If you forecast often enough, you will be right sometime.  

That justifies your 7 figure remuneration.

francis_sawyer's picture

I believe the market will either go higher or lower, or stay just about the same... I'm sure I'm right about this... Can I have my check now? 

Water Is Wet's picture

The gold and silver sellers are back!  They took a day off and now you are all confused because the pattern of selling everyday is broken; you all have NO IDEA why gold and silver are selling off while stocks and bonds rally now!

Mr. Magoo's picture

Maybe he should get a job with William M. "Bill" Gray

Tsar Pointless's picture

Another person who hasn't seen the light of the real world in many, many moons.

q99x2's picture

Buy, buy buy. This one's going to the moon.

Fidel Sarcastro's picture

He's a SUCK-u-lent loser...and his calls are craptacular

gaoptimize's picture

This will be the year that many people "awaken".  Many of them will go through the Kübler-Ross  stages of grief, and our interactions with them and interpretations of their thoughts/analysis should be tempered by the stage they are in.

yogibear's picture

LOL, the fed has no exit policy for QE. They can't.

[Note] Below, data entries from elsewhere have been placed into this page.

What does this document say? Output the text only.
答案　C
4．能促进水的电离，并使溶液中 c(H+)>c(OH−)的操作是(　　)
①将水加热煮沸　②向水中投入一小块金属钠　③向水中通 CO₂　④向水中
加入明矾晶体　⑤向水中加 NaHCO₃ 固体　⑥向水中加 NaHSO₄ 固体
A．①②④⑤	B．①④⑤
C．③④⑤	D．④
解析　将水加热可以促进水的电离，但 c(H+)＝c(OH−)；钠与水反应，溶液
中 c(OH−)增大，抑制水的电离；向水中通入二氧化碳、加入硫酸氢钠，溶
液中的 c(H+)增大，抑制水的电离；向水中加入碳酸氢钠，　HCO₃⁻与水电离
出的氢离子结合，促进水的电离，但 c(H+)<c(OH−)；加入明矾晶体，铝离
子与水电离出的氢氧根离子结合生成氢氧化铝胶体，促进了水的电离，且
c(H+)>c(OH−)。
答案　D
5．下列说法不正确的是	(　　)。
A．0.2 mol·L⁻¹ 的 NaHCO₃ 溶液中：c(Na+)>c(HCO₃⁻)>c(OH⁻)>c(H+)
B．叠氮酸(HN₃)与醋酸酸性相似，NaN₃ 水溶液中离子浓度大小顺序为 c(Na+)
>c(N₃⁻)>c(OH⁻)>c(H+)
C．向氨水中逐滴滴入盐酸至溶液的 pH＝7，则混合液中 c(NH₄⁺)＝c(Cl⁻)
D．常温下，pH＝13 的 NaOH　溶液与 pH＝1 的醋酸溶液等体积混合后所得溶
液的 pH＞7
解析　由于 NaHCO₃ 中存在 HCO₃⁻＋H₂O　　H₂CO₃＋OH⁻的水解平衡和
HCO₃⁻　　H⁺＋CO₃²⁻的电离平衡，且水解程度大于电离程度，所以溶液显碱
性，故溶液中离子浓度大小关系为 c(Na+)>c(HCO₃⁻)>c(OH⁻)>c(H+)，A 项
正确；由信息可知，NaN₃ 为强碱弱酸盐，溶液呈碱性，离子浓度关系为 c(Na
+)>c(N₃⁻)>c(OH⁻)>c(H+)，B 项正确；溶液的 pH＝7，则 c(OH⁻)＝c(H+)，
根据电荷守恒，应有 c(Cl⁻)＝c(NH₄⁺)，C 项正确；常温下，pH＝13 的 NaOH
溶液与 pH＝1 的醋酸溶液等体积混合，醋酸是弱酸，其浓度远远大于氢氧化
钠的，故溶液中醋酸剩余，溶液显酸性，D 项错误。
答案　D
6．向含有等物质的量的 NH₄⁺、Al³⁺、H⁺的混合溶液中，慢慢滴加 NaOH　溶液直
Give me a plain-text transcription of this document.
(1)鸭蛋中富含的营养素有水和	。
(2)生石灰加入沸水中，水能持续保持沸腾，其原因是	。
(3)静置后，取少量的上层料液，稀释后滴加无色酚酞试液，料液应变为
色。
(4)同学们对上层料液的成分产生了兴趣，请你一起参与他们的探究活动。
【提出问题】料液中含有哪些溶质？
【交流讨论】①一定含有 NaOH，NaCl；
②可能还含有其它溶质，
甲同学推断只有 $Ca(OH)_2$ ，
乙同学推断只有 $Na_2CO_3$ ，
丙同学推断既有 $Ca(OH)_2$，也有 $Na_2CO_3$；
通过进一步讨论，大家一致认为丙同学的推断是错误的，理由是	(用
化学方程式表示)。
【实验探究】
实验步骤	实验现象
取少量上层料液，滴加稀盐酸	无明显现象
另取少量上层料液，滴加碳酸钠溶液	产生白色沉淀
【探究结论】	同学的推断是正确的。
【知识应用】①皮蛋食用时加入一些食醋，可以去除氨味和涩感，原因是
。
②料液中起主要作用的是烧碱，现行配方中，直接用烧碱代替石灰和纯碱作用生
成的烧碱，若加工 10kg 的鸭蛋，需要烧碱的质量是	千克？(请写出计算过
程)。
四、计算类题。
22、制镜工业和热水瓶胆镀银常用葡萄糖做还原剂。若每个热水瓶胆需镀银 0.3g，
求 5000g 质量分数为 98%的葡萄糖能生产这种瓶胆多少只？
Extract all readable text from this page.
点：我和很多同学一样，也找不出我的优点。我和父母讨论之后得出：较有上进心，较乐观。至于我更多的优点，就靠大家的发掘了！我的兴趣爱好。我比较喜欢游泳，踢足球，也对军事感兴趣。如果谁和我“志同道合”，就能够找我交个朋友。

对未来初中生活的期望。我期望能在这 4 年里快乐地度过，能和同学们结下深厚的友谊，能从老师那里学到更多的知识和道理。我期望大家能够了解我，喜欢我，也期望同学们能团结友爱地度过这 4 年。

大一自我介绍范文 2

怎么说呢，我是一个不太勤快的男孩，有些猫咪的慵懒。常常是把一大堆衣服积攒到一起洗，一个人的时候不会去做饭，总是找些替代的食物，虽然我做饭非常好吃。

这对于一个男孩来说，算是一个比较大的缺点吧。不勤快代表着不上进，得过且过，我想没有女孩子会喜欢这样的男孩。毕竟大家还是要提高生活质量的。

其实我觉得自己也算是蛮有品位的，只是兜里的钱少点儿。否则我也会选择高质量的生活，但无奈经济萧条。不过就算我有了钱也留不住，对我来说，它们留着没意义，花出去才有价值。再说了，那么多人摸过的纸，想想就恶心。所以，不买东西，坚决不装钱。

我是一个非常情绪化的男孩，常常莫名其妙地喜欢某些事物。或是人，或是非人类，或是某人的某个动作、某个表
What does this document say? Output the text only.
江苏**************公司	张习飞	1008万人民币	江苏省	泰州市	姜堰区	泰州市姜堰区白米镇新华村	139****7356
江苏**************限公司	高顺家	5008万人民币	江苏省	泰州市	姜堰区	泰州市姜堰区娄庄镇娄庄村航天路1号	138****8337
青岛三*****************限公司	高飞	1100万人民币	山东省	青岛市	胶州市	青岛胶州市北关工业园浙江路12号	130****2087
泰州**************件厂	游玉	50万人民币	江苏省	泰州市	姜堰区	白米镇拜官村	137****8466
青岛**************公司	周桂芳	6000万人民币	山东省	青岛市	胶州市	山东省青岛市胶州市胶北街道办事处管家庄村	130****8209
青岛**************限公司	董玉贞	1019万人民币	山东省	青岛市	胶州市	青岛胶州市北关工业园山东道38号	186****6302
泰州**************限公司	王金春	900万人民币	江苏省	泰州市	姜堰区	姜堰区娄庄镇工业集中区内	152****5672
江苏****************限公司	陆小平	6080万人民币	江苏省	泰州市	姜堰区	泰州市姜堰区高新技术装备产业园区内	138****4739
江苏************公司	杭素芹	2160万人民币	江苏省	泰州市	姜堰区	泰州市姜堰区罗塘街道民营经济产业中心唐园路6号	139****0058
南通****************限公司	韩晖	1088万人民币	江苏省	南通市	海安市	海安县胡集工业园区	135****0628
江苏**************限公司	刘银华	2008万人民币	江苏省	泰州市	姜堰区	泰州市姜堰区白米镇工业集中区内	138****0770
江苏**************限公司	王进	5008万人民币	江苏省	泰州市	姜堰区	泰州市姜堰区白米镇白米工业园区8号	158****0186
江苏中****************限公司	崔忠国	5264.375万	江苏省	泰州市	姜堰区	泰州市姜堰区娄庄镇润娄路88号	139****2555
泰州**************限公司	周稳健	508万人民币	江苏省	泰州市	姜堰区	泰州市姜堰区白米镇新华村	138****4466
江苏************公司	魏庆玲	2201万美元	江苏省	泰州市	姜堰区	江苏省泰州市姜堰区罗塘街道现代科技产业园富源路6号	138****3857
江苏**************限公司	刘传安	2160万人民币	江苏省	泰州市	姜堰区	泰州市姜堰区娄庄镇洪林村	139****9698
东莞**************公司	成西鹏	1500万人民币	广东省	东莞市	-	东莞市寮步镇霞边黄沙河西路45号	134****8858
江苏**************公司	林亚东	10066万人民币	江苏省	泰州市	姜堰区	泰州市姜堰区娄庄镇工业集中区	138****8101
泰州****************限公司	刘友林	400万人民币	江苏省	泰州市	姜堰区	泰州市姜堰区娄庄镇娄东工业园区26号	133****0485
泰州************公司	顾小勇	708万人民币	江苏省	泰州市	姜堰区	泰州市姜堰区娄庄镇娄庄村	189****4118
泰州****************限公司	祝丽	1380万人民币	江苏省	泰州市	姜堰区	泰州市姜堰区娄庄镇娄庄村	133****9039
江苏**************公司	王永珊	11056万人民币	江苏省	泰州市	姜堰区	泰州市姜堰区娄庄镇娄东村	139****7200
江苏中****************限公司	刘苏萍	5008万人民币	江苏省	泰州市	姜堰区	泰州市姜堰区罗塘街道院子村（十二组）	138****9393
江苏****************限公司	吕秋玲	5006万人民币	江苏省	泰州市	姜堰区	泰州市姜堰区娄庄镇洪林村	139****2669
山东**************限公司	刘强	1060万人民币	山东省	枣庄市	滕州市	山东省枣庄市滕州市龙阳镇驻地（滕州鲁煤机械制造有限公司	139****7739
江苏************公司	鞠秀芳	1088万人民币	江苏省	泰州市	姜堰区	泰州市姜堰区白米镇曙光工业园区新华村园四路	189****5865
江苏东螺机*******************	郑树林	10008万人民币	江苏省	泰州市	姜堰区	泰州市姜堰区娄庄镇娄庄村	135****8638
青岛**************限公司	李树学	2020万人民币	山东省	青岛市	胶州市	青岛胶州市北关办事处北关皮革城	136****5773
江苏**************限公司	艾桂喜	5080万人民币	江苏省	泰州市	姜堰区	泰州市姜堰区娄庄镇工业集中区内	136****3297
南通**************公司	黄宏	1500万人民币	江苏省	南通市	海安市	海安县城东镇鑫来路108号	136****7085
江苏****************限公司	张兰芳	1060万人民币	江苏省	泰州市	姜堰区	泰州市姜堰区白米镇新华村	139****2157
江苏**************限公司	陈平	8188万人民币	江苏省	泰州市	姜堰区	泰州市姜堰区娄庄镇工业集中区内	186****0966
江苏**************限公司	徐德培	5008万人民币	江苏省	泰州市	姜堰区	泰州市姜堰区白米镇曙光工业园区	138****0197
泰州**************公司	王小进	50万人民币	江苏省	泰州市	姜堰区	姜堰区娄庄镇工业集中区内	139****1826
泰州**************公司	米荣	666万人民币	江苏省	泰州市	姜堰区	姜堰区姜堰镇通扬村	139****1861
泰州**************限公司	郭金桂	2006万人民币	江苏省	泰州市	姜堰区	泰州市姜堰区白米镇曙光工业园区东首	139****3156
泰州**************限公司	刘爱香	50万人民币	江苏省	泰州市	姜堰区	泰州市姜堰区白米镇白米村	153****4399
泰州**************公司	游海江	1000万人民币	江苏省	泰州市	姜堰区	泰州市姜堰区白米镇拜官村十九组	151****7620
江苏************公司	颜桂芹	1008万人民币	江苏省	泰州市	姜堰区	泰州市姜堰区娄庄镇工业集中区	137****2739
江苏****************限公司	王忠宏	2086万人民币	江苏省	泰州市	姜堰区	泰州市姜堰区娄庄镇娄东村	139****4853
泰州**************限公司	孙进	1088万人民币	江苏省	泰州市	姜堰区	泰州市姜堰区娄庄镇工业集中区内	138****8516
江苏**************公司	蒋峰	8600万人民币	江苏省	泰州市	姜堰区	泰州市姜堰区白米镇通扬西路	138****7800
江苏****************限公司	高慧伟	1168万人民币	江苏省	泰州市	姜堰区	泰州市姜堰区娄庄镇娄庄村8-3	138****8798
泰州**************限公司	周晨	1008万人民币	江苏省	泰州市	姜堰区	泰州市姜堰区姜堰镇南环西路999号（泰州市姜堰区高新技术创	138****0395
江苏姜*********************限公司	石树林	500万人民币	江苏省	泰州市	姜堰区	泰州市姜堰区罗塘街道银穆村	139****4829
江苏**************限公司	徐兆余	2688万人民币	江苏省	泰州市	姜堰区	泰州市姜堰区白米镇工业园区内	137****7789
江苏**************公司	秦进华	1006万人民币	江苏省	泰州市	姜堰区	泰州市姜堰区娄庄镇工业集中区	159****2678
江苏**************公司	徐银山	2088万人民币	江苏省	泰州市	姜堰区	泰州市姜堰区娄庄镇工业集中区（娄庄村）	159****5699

It's monetizing until the US dollar blows up, then's it Zimbabwe model for Bernanke and the Fed.

jtz5's picture

"What could go wrong? Equities are likely to rebound in coming days given two heavy days of selling"


Two heavy days of selling?  Are you fckin kidding me?  This market is so ridiculous that these people think the last 2 days were "heavy selling."

Law97's picture

Two days "heavy" selling to be erased by two days of low volume no-news levitation.  Works every time. 

wagthetails's picture

but in the world of HFT, a month is an eternity ago. 

PUD's picture

French finance minister says hope GDP growth will be above 0.1%



Weisbrot's picture



even a broken analog clock is right twice a day




moneybots's picture

Short term isn't really bearish and 1580 by year end isn't exactly DOW 20,000 bullish.

maskone909's picture

i would love to see this guy on food stamps.

Oldwood's picture

Why is it that I doubt anyone posting here is being paid six figures for our opinion? Maybe they should. But then again from their point of view, you would have to be some sort of genius to see the bright side of this mess.

MFLTucson's picture

Figures that this clown works for Crime Inc.  They had the stooge go out and tell the world to invest because the market was going to 20,000 till they sold everything they had and then decided to protect Crime Inc. from liability, he should now tell the truth.  This is what we now call free enterprise in America.

ziggy59's picture

All I can say is # KMA,Crooks!

Melson Nandela's picture

There will be great swing trades coming up..just gettin it on for the Georgia Russia rugby match in Tbilisi tomorrow . Talk about a grudge match.

Clowns on Acid's picture

Mellie - If the Georgians have all their French Top 14 players available, should be a cakewalk. Tbilisi should be crackin' tomorrow.

Obchelli's picture

Melson - qartveli xar?



Curt W's picture

I predict that in the future the market will be

 up  and down and sometimes sideways. 

 But it will definately not be all three at the same time.

wstrub's picture

He's not very, he must be short!!!!!!!!!

FishHockers's picture

There was a jockey back in the 50's named Tommy Lee, he use to ride at delaware Park.